Il Tribunale di Lecce ha disposto l’assoluzione dei due legali «perché il fatto non sussiste». Gli episodi contestati si sarebbero verificati tra febbraio 2019 e gennaio 2020.
L’inchiesta era nata dalla denuncia della destinataria delle lettere anonime, una barista 57enne, che riconduceva l’attività di recapito di tale corrispondenza (di fatto posta in essere da una terza persona, che ha poi patteggiato assumendosi la responsabilità dei fatti), alla condotta del professionista dal quale era assistita, che nel frattempo aveva deciso di rinunciare all’incarico.

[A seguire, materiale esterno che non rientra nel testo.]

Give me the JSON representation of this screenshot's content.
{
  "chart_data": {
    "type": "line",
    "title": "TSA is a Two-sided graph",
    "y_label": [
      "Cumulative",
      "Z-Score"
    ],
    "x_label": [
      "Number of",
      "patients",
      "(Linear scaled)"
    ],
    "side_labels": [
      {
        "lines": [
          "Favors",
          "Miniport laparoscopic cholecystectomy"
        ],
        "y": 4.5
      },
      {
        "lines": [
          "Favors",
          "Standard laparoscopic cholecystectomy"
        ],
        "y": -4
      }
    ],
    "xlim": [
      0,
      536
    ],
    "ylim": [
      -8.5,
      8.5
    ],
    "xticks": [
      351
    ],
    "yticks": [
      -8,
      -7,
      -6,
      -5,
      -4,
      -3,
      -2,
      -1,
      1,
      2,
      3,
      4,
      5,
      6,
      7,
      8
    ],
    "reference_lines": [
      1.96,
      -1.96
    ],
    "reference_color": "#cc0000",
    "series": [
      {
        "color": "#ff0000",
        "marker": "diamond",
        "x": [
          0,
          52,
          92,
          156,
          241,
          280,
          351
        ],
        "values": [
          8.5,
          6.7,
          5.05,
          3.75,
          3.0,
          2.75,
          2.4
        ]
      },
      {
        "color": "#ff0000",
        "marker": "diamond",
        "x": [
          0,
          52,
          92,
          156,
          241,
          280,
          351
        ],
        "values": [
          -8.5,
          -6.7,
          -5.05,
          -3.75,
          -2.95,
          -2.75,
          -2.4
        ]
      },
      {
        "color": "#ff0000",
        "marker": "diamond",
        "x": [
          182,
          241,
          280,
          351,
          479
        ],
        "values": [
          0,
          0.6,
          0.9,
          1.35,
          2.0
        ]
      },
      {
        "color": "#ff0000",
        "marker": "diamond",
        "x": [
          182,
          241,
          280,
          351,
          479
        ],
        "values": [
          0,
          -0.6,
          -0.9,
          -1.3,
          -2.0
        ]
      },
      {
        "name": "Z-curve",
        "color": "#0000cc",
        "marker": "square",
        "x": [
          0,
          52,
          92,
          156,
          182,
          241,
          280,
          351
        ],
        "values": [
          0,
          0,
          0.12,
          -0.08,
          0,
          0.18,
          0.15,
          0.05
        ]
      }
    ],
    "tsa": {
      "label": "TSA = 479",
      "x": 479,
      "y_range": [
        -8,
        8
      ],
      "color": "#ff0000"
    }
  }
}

Al termine del dibattimento la stessa Procura ha chiesto l’assoluzione dei due professionisti, assistiti dall’avvocato Roberto Tarantino. «Nessuno potrà restituirci il travaglio e le tensioni di sette anni di procedimento penale che fortunatamente si è chiuso nel migliore dei modi – commenta l’avvocato Palumbo -. Da operatori del diritto abbiamo sempre avuto fiducia nella giustizia, consci dell’estraneità ai fatti».